David King, executive director of the Alberta Public School Boards Association, has announced that he will launch a petition calling for the end of public funding of separate schools. King, education minister in the Lougheed years, believes Alberta would be best served by taking away Catholics' constitutional rights and ensuring that the province has a monochromatic school system.
King, to be sure, would dispute that contention and claim it is the Catholic system that threatens diversity and multiculturalism. The bosses of public schools know best, he would assert, how other cultures and faiths should express themselves and it is folly to allow the faiths themselves to determine their own form of self-expression.
This is the "thinly disguised totalitarianism" of which Pope John Paul II spoke in his 1991 encyclical Centesimus Annus. When faith groups are no longer allowed to speak of ultimate truth, but only to say that they are one voice among many, we are on our way to the Big Brother state where truth is usurped by power.
The defence of the right to Catholic schools and religious liberty is that important.
But how we defend that right is also crucial. In his book, Catholic Education: Ensuring a Future, Father James Mulligan noted the right to Catholic schools in Newfoundland was lost in the courtroom. It must be more than lawyers who fight for Catholic schools.
In examining Catholic educators and parents in Newfoundland, Mulligan concluded, "The pride and the passion were missing."
Catholic schools will not survive and thrive without such pride and passion. Their strongest defence is an ongoing internal process of revitalization. Catholic educators must have a deepening sense of vocation, they must be well formed in and committed to the faith, and parents must believe there is more value in a Catholic education than what casino revenues can buy.
King's petition comes at a time when public confidence in the institutional dimension of the Church is near an all-time low. It may well find fertile ground.
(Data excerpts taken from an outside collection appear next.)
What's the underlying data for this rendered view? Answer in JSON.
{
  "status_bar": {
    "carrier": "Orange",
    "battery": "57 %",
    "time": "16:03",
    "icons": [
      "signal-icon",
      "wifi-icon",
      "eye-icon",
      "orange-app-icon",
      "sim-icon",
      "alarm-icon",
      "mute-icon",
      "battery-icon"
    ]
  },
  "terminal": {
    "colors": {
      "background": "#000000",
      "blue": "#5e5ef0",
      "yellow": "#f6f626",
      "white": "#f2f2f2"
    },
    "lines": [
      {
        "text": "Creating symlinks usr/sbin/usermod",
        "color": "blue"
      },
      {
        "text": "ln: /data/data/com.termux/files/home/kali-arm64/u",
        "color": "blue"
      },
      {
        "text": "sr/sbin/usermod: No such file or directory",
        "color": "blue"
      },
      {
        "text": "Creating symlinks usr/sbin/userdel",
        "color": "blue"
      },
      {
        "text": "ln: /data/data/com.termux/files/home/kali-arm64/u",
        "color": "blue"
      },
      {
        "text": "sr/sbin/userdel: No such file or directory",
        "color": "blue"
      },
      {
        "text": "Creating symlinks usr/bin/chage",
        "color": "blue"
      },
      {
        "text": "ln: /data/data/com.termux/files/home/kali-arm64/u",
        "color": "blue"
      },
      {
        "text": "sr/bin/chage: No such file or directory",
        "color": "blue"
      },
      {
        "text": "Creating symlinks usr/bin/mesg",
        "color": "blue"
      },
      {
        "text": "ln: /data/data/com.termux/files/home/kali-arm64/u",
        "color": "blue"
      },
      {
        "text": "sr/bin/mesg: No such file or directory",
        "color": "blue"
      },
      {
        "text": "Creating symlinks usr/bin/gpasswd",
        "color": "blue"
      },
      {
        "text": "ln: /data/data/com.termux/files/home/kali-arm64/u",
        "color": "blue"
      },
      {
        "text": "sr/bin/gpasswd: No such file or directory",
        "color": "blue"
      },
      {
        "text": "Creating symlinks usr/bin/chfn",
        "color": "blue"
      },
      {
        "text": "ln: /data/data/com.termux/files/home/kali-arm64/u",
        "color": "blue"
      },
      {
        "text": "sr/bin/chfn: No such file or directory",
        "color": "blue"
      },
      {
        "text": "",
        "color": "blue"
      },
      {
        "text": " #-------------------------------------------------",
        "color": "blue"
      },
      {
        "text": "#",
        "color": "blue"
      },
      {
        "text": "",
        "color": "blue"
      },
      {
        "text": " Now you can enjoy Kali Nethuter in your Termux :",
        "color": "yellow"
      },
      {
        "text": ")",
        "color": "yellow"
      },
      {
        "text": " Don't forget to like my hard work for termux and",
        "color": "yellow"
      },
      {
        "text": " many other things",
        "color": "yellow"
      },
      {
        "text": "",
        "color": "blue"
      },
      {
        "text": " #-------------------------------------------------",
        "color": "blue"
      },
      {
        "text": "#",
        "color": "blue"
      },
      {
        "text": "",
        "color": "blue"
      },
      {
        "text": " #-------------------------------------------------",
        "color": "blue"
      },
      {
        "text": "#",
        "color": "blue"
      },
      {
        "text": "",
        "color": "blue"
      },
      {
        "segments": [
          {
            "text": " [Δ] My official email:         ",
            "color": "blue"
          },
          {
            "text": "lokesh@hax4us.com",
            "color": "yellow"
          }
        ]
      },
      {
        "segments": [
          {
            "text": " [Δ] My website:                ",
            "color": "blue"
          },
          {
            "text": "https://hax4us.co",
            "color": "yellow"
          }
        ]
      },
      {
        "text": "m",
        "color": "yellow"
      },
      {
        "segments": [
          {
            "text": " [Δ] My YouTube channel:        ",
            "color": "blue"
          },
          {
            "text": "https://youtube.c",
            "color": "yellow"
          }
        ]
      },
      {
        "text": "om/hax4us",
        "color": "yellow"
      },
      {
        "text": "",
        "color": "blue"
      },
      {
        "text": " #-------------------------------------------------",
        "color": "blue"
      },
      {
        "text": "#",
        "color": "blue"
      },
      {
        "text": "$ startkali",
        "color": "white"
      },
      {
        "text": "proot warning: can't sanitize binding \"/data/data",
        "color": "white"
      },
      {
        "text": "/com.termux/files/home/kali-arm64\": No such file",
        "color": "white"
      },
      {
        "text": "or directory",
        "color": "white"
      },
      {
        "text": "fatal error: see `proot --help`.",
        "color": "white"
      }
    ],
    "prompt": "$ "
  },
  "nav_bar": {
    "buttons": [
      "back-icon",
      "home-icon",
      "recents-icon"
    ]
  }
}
But Catholic schools promote human, as well as religious, values. We must live by the Second Vatican Council's teaching that "It is only in the mystery of the Word made flesh that the mystery of man truly becomes clear." In Christ, human nature has been raised "to a dignity beyond compare" (The Church in the Modern World, 22).
The value to the common good that comes from Catholic education is not so much that it nurtures youth in the Catholic faith, but that it helps society give human values the warmest embrace possible.
The extent to which Catholic laity is seen as permeating society with human values is the extent to which we will succeed in defending Catholic education.